I slip my sweaty palm into my
father’s hand-me-down mitt, but quickly take it out again. Mother always tells
me I was horrible at making decisions. You wanna come play? They ask again. But
I hate sports.
I start to make a list in my head,
with a leaky green pen on blue-lined paper. I could trip, sprain my ankle,
break it, the bone poking through my skin. I could chip a tooth on a baseball,
get a knot in my leg, fall. I start muttering about Achilles Tendinitis under
my breath.
Is he retarded? The boy asks, and
the others laugh. I scratch the top of my bony hands again, and they start to
bleed. I rub them pink, and think about my pink house and how badly I wanted to
walk away from it.
He’s weak, my father said just
before he left. I think he knew I was listening, because he saw me on the
staircase and stared at my scarred hands; I tucked them behind my back. I
remember it soggy, like far away and I’m looking at him underwater and he
leaves the pink house and doesn’t look back. And although I hate my father, I
wanted to be him at the same time.
A boy with jet-black hair and
crooked teeth comes up to the mailbox. He’s short like me, but his strides are
long and he’s grabbing my mitt before I can lean against the mailbox again. I
push at the glasses falling down my speckled nose.

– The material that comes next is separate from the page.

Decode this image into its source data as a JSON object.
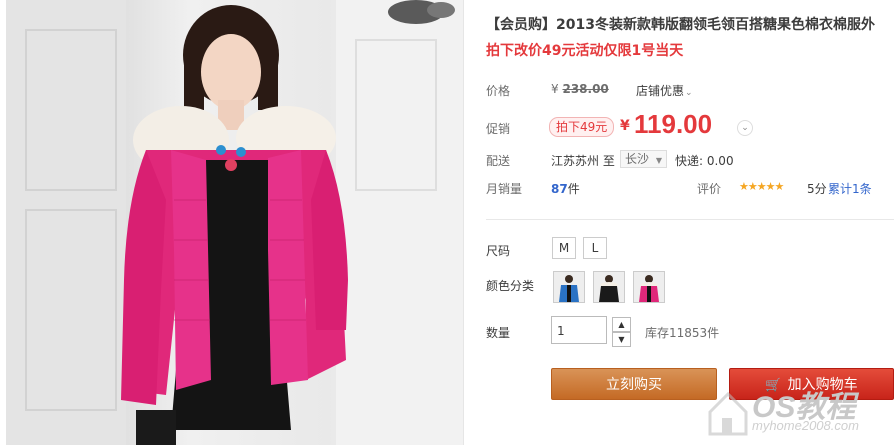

Put it on, the boy says, shoving my
glove into my chest, and I cough, almost dropping it. Sweat mats my brown hair
to my forehead and I try to wipe it off with the back of my hand. It stings.
The sun is staring at me and the boys are waiting and I look down at my
un-scuffed converse.
Sorry, I can’t— I start to say. But
someone’s tapping on a glass window, and I turn around.
Go, Mother says, even though I can’t
hear her from outside. She shoos me with her hands, clicking the window with
her long pink fingernails. I turn to face the boy with the crooked teeth.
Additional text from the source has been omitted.